“La componente di genere – ha continuato Siciliotti – è fondamentale nella società civile e per questo motivo il nostro Consiglio si è schierato a favore del ddl che norma la presenza femminile nei consigli di amministrazione e nei collegi sindacali. Si tratta di una grande opportunità per il ricambio della classe dirigente del Paese visto che il 90% dei posti è occupato da uomini e neanche tanto giovani.
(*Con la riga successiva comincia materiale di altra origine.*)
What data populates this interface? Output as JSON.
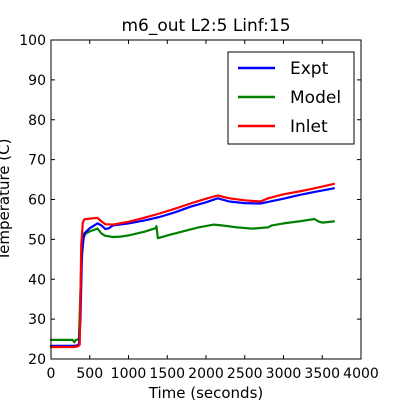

Se il nostro Paese sta crescendo meno, lo si deve anche alla inadeguata presenza femminile nelle posizioni di potere“.
Nel dettaglio del ddl è entrata Giulia Pusterla, consigliere nazionale dei commercialisti con delegata alle Pari opportunità, che ha confermato il sostegno del Cndcec allo spirito del ddl approvato alla Camera e si è espressa in termini piuttosto perentori sull’argomento: “Avremmo preferito che non fosse stata modificata la versione approvata alla Camera, edulcorata al Senato e ora in una fase stagnante. E’ assolutamente necessario vivacizzare il ddl che pone in atto misure volte a ridurre la discriminazione di una componente, quella femminile, maggioritaria nel Paese. Donne che, però, secondo il rapporto annuale dell’Istat presentato lunedì scorso, non se la passano poi tanto bene, costrette da un lato a farsi carico dei compiti di assistenza e solidarietà che lo Stato non riesce ad assolvere, dall’altro restando dodici punti sotto il tasso di occupazione delle loro colleghe europee. Tuttavia, non mi piace parlare di quote, perché evocano scenari in cui a soggetti deboli vengono destinati trattamenti di favore a prescindere dal merito. La discussione sul ddl a livello nazionale, con l’intervento di gruppi imprenditoriali, ha dimostrato la forte presenza di spinte conservatrici, l’arroccamento e la difesa di uno status quo. Il timore è che la competizione che scaturirebbe dall’entrata delle donne nei board delle società genererebbe meritocrazia sostituendo la cooptazione tra simili e spezzando l’attuale potere monolitico“.
Nel corso dell’assise è stato ricordato come il lavoro del Comitato ha già avuto effetti concreti sul Codice deontologico, dove sono state apportate modifiche sul rispetto del principio di parità inclusa quella di genere, e sul Regolamento per la formazione professionale continua che prevede per le commercialiste, nei due anni successivi al parto, di acquisire fino a 30 crediti formativi annuali tramite attività di formazione a distanza al posto dei 15 crediti riservati a tutti gli altri iscritti.